I am not familar with a bridge running over 4 mile creek to the south on 11. After 11 makes that hard left at the church, 4 mile stays well to the left of the road and hooks thru lakemore subdivision over there. Maybe north of wrights there at 1 & 11 by the evergreen station?


----------



## showmeyote (Dec 12, 2010)

Do you think there is enough food there to hold them Chris? Im guessing if your not finding sign even being cold they might have moved elsewhere.


----------



## On a call (Mar 3, 2010)

If I were you and had not read the above posts I would be...

1) Looking for sign if they are not there no sense in seting.

2) I would start looking for sign near funnel, saddels, pinch points.

3) I know a guy who targets mink using muskrat for bait along creeks. He always takes at least 5 cats a year but has to release them due to Michigan laws. So...I would look for areas along water drainage into the pond area. Perhaps the creek leading into it from the water shed.

4) I would set more than just a few traps unless you are restricted.

5) Good luck


----------



## catcapper (Feb 11, 2010)

Quote--- "I think its been too cold for things to want to move."

Thats pretty much the way it is up here. After this storm leaves and the temps come back up they'll be up and mov'in. I've seen cold spells where you couldn't find a track for 20 days---they hole up and save their energy. If a furbearer (dryland) gets caught out in one of these snow squalls that come in quick and gets wet, they are pretty much done for in the low temps. Their fur won't dry out quickly like the hair on a deer or an elk.

Theres plenty of food (buffers) in the area to carry them through the winter. Deep snow (3+ feet) is the only thing I've seen push them out of that area. When they do leave---one of their migration routes is down Fourmile Creek drainage to the north Canon City area and I love it---thats one of the places I trap.lol.

Chris---I might head down your way next weekend if your gonna be around and this cold weather brakes outta here.

That bridge is about 200 yds. north of the Y intersection your side of the church---I must have done such a good job on it that you didn't even know you were cross'in one.lol. I bid the hwy. 1 & 11 job but got beat out on that one.

What lure are you using in your cages? I think I have some of my gland lure left you could try out.


----------



## On a call (Mar 3, 2010)

You might look for litter boxes too. That or food dishes always a good place.


----------



## El Gato Loco (Jan 15, 2010)

Hey Dave,

I am using Lenon's Bobcat Super All Call & Kaatz Bros. Spot Shot curiosity lure both with a little glycerine at the moment. I thought about adding in a food based lure to the mix too. What do you think? I've also got some skunk essence coming and thought i'd play around with some of that to bring a little more smell to my sets?

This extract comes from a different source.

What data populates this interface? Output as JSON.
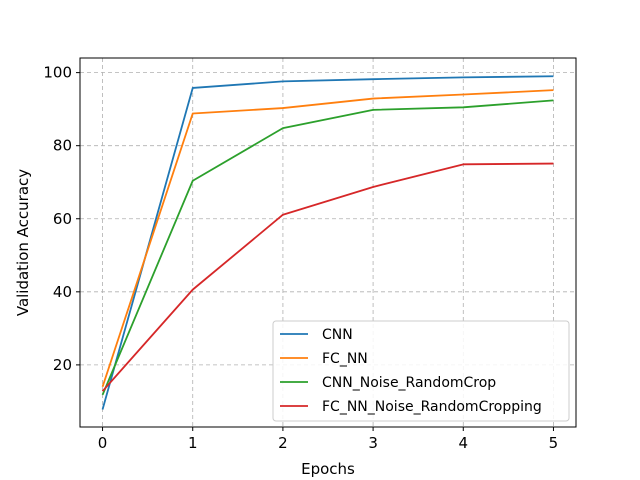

Here is how I set that secondary creek feeding the main one. I am up on the high ground - one right on a path next to a high wall, and another right next to a nice brush pile with a lot of rabbit action and a nice trail running past it.

(Click on these to see them bigger)

















I'm doing all I can to keep these cages running. Had some help putting some petroleum jelly on them today....









And they helped me set these 2 today near that feeder creek....









I'll be around next weekend. Heck, i'll be around until the season is over. I am determined to get this stuff figured out this year.


----------



## El Gato Loco (Jan 15, 2010)

On a call said:


> You might look for litter boxes too. That or food dishes always a good place.


I might have to start keeping a closer eye out for these, because toilets and tracks are non existant right now.


----------



## hassell (Feb 9, 2010)

Catnip,anise oil or even sneak some of the wife's perfume will work also.


----------



## catcapper (Feb 11, 2010)

I just love it---the only way I can tell your pro trapper helpers apart all bundled up like that is the color of their fancy neckties.lol. Looks like they know where to lube up those cam-trips.

You should do O.K. with Lenon's but I would forget about any food base---were talk'in cats here.

Skunk essence lives at all my sets but you must be real careful not to over do it.

Cat urine??????

Your gonna catch cats in that draw for sure---but I think your wast'in some travel area and an attractant 3 or 4 hundred yards to the east. I'll have to be on site (ground) to explain the travel corridor---but the attractant is that house. I don't recall it be'in there when I was roam'in that country. Thats just what I'm see'in from a picture taken 200,000 feet up in the air. (whatever.lol.)

Your cage set isn't bad---it will catch cats---but heres a couple ideas that would help you and the other folks on PT that are stuck using cages. Just an old trapper talk'in---I would brush in the cage with green pine branches to make more of a cubbie set---a place where a rabbit or some other buffer would want to hide. You've already set a cage by a brush pile with rabbit sign (a good location) so why not make a little brush pile to attract the cat. Feathers, feathers, feathers. Feathers all around in front of the cage. Make him think theres an easy meal (parts of one). All those feathers attract a cat---cats use their eyes. Catch his attention go'in or com'in---lures only work downwind.

I could go on and on but this old trapper is gonna hit the rack---you'll start hitt'in the fur as soon as this weather brakes.


----------



## catcapper (Feb 11, 2010)

Hey Rick---don't be tell'in everybody about the perfume secret.lol.lol.


----------



## HowlinRed (Feb 3, 2011)

I'm not a trapper, but I can see how this info. can help me when I set up to call for cats.

Good stuff, thanks guys.


----------